Dus hoe zit het nu met het bijzondere meervoud ‘Laat ons…’ in Genesis 1 en 11? Daarover valt iets op te merken dat enigszins analoog is aan het meervoud hemelen van Matteüs. Men kan zeggen dat God of JHWH met al wat ‘hemel’ is in beweging komt tegenover de mens als vertegenwoordiger van al wat ‘aarde’ is. Bij de schepping gebeurt dat in positieve zin. De mens is dan ook naar Psalm 8 de manifestatie van Gods heerlijkheid op aarde: ‘naar ons beeld, als onze gelijkenis’. Beek placht te wijzen op de voorzichtige manier van uitdrukken: in twee nomina met twee verschillende voorzetsels. Niet zozeer zijn eigenschappen of kwaliteit zijn in het geding, als wel zijn oriëntatie en opdracht. De mens als heerser over de dieren – en dat is zo ongeveer het hoogste wat van de mens gezegd kan worden: hij is koninklijk – vertegenwoordigt al wat aarde is. Hij wordt in aanzijn geroepen als het ‘tegenover’ van God die meervoudig spreekt als representant van al wat hemel is.

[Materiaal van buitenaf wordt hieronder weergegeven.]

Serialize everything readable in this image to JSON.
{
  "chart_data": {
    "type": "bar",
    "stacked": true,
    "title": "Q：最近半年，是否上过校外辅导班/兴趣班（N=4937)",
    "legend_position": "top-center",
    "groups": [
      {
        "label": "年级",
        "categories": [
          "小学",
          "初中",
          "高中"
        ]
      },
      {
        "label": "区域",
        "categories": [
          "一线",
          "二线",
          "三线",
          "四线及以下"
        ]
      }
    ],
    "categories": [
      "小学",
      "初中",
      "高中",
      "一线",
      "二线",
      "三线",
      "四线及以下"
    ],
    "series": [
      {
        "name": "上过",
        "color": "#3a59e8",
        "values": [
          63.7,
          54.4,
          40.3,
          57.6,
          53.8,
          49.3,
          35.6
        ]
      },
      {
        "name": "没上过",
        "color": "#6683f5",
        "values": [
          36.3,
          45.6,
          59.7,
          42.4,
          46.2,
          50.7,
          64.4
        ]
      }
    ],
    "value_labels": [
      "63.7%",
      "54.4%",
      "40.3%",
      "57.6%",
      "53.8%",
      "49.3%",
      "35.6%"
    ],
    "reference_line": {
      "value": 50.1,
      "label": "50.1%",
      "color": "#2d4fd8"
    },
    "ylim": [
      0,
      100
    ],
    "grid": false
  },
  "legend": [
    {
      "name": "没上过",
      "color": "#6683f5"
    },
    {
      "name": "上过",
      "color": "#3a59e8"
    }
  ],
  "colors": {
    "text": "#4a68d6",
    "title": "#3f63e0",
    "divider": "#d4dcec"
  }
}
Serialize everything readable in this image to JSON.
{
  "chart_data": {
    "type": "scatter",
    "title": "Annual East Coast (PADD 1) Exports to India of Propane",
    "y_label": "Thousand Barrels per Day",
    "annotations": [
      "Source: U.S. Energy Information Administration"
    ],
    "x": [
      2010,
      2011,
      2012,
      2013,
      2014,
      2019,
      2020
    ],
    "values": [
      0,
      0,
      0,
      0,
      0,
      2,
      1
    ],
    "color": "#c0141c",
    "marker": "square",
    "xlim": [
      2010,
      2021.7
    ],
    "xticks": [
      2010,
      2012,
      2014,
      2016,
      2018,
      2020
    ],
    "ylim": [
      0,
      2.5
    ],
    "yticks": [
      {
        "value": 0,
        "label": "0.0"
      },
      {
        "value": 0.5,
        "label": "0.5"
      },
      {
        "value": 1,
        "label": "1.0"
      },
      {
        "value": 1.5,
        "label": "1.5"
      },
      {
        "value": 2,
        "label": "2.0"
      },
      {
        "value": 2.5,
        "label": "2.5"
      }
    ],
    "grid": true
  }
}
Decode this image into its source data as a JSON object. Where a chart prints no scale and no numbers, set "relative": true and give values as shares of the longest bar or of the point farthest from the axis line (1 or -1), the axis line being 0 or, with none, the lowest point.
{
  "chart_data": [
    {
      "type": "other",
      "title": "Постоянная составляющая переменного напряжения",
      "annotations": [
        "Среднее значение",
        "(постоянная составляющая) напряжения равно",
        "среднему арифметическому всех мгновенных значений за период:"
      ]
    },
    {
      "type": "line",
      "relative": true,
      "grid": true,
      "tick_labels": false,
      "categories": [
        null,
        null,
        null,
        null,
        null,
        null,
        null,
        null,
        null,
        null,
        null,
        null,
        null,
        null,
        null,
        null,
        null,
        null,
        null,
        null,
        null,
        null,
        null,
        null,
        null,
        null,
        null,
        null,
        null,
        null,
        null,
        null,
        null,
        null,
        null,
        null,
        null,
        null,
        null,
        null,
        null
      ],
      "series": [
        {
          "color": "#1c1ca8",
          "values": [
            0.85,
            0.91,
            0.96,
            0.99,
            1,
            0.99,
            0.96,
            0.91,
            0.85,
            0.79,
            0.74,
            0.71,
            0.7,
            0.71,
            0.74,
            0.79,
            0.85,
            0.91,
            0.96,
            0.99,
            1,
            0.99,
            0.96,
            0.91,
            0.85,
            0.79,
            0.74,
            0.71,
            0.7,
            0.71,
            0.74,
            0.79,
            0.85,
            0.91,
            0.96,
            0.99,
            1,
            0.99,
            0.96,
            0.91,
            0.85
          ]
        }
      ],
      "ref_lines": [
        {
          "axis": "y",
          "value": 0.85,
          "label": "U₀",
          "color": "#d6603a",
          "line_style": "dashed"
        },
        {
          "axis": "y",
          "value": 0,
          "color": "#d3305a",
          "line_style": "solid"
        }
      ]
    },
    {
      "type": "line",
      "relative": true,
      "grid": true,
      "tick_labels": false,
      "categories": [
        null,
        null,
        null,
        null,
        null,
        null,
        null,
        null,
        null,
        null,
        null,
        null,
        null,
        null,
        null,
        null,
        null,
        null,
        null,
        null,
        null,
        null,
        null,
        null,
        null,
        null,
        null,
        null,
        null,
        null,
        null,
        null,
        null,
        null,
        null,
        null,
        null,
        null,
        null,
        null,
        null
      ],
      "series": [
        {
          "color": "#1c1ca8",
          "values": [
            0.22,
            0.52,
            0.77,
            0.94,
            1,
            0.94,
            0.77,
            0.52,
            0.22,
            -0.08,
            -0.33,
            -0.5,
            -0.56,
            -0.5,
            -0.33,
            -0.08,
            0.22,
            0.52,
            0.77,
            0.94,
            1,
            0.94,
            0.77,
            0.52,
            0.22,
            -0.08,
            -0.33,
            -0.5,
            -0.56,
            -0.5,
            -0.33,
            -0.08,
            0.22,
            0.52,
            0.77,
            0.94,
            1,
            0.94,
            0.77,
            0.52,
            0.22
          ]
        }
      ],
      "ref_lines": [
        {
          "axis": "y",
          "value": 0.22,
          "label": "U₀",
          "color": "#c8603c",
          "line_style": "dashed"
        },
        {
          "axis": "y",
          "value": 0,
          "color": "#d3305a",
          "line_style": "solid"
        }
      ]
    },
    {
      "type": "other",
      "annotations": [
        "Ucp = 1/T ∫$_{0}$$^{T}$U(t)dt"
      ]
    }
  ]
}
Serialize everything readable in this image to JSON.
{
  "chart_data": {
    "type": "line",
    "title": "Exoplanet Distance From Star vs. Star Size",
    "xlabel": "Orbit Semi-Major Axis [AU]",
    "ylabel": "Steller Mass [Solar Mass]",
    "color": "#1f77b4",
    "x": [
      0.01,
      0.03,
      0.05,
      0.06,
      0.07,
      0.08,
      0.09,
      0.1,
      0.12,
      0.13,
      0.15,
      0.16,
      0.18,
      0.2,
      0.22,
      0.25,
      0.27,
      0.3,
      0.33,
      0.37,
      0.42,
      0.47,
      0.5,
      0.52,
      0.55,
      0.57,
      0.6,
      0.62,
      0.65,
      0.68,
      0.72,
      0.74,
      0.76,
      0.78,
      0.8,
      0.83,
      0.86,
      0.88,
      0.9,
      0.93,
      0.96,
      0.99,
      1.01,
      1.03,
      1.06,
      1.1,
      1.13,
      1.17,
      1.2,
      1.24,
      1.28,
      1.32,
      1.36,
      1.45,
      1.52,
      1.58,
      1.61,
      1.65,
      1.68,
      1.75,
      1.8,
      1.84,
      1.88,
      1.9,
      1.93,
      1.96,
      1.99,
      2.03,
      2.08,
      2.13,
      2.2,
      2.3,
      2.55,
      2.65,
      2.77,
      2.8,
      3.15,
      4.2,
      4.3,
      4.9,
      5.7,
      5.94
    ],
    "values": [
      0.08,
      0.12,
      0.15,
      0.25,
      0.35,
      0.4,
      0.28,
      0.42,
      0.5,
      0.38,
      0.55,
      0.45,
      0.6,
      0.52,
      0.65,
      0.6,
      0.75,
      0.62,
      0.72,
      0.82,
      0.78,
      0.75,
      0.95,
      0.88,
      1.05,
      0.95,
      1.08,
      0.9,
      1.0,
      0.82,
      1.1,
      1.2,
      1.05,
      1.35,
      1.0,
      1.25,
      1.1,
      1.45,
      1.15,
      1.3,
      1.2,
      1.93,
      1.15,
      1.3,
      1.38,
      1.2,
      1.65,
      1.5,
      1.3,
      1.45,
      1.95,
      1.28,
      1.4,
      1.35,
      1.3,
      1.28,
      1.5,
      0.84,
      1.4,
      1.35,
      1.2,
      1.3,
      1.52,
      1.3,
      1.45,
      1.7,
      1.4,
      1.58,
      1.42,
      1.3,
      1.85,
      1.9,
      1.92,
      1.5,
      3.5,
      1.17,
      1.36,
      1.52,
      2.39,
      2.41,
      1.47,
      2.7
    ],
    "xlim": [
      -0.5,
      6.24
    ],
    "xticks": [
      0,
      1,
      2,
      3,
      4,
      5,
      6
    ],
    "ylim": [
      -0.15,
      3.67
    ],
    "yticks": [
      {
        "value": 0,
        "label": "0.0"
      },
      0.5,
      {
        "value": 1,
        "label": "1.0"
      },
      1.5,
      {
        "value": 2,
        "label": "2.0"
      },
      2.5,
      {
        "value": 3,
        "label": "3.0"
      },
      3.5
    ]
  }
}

Omgekeerd komt in het verhaal van de toren van Babel ‘de gehele aarde’ (tout le monde, 11:1) in actie om een ‘toren’ (migdal, ‘grootmaking’) te bouwen met de top in de hemel. Daartegen komt JHWH in actie als vertegenwoordiger van al wat hemel is: ‘Kom op, laat ons neerdalen…’ (11:7). Daarom zal het niks worden met ‘heel de aarde’ die op eigen kacht geroepen heeft: ‘Kom op, laten we ons een stad bouwen met een migdal … en laten we ons een ‘naam’ maken…’ (11:4). Een naam maken: het leidt toe naar wat JHWH tegen Abram zegt: ‘Ik zal jouw naam grootmaken’ (g-d-l, hif. 12:2). Zo zet hij het meervoudig uitgesproken raadsbesluit door: ‘Laat ons adam, de mens maken.’